L’application d’un tel schéma suppose des critères de réponse thérapeutique, des critères de rémission ou de faible niveau d’activité, fiables et adaptés à la pratique courante.
Il convient également d’analyser les causes de l’échec, c’est-à-dire de la non‑obtention du faible niveau d’activité, et de différencier l’inflammation du reste, avec en particulier la reconnaissance d’un syndrome douloureux résiduel avec les douleurs nociplastiques [10], et également l’association et la potentielle interférence avec une fibromyalgie [3, 11, 12]. Dans cette considération, la prise en compte de l’existence et de l’évolutivité de manifestations extrarhumatologiques peut également avoir son importance. Il convient aussi de fixer une durée minimale pour l’évaluation de l’échec mais également l’évaluation de l’état de rémission ou de faible niveau d’activité, cela pour ne pas se précipiter et ne pas “griller” trop vite les différentes cartouches utilisables.

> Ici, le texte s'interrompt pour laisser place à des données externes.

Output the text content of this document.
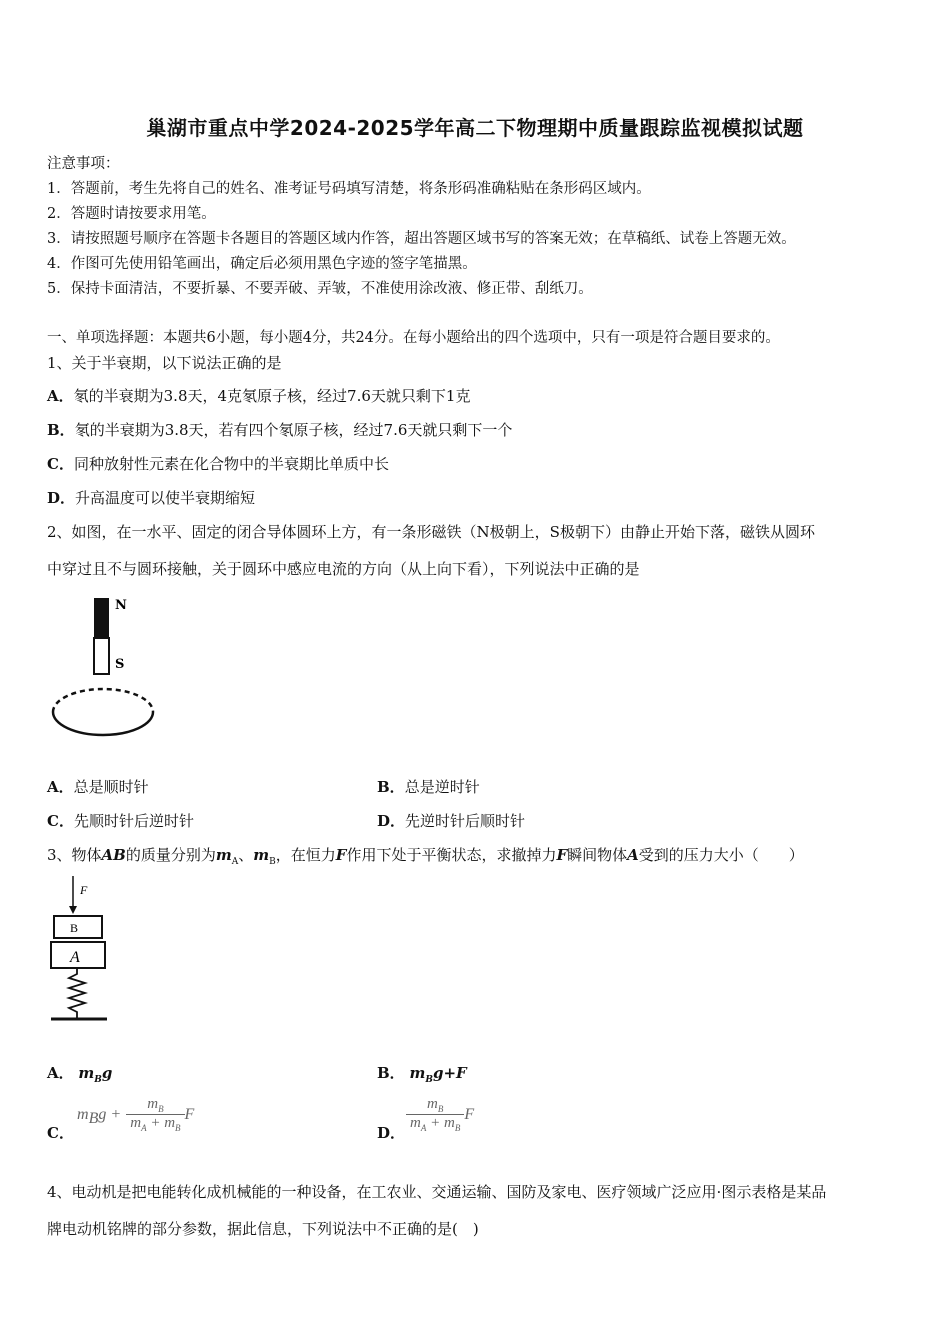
巢湖市重点中学2024-2025学年高二下物理期中质量跟踪监视模拟试题
注意事项：
1．答题前，考生先将自己的姓名、准考证号码填写清楚，将条形码准确粘贴在条形码区域内。
2．答题时请按要求用笔。
3．请按照题号顺序在答题卡各题目的答题区域内作答，超出答题区域书写的答案无效；在草稿纸、试卷上答题无效。
4．作图可先使用铅笔画出，确定后必须用黑色字迹的签字笔描黑。
5．保持卡面清洁，不要折暴、不要弄破、弄皱，不准使用涂改液、修正带、刮纸刀。
一、单项选择题：本题共6小题，每小题4分，共24分。在每小题给出的四个选项中，只有一项是符合题目要求的。
1、关于半衰期，以下说法正确的是
A．氡的半衰期为3.8天，4克氡原子核，经过7.6天就只剩下1克
B．氡的半衰期为3.8天，若有四个氡原子核，经过7.6天就只剩下一个
C．同种放射性元素在化合物中的半衰期比单质中长
D．升高温度可以使半衰期缩短
2、如图，在一水平、固定的闭合导体圆环上方，有一条形磁铁（N极朝上，S极朝下）由静止开始下落，磁铁从圆环
中穿过且不与圆环接触，关于圆环中感应电流的方向（从上向下看），下列说法中正确的是
N
S
A．总是顺时针	B．总是逆时针
C．先顺时针后逆时针	D．先逆时针后顺时针
3、物体AB的质量分别为$m_A$、$m_B$，在恒力F作用下处于平衡状态，求撤掉力F瞬间物体A受到的压力大小（　　）
F
B
A
A． $m_Bg$	B． $m_Bg+F$
C．
$m_Bg + \frac{m_B}{m_A + m_B}$ F
D． $\frac{m_B}{m_A + m_B}$ F
4、电动机是把电能转化成机械能的一种设备，在工农业、交通运输、国防及家电、医疗领域广泛应用·图示表格是某品
牌电动机铭牌的部分参数，据此信息，下列说法中不正确的是(　)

Ce n’est pas parce que l’on a la possibilité de changer de traitement qu’il faut le faire. Cela s’articule en 2 éléments principaux : premièrement, être certain du diagnostic de spondyloarthrite, deuxièmement, s’assurer que les éléments symptomatiques faisant parler de non-contrôle de la maladie (cible thérapeutique non atteinte) sont bien liés à la maladie et à son évolution inflammatoire. L’adaptation thérapeutique ne se limite pas à la seule modulation des traitements ciblés, il est important de rappeler la place des traitements non pharmacologiques, avec la possibilité de leur adaptation dans un but d’optimisation globale de la prise en charge du patient, parallèlement à l’emploi de traitements immunopharmacologiques sophistiqués.
Ces différents aspects sont envisagés dans la dernière révision des recommandations nationales de prise en charge des patients atteints de spondyloarthrite [13]. Finalement, le rhumatologue a toutes les cartes en main, avec beaucoup d’atouts, à lui de bien les utiliser.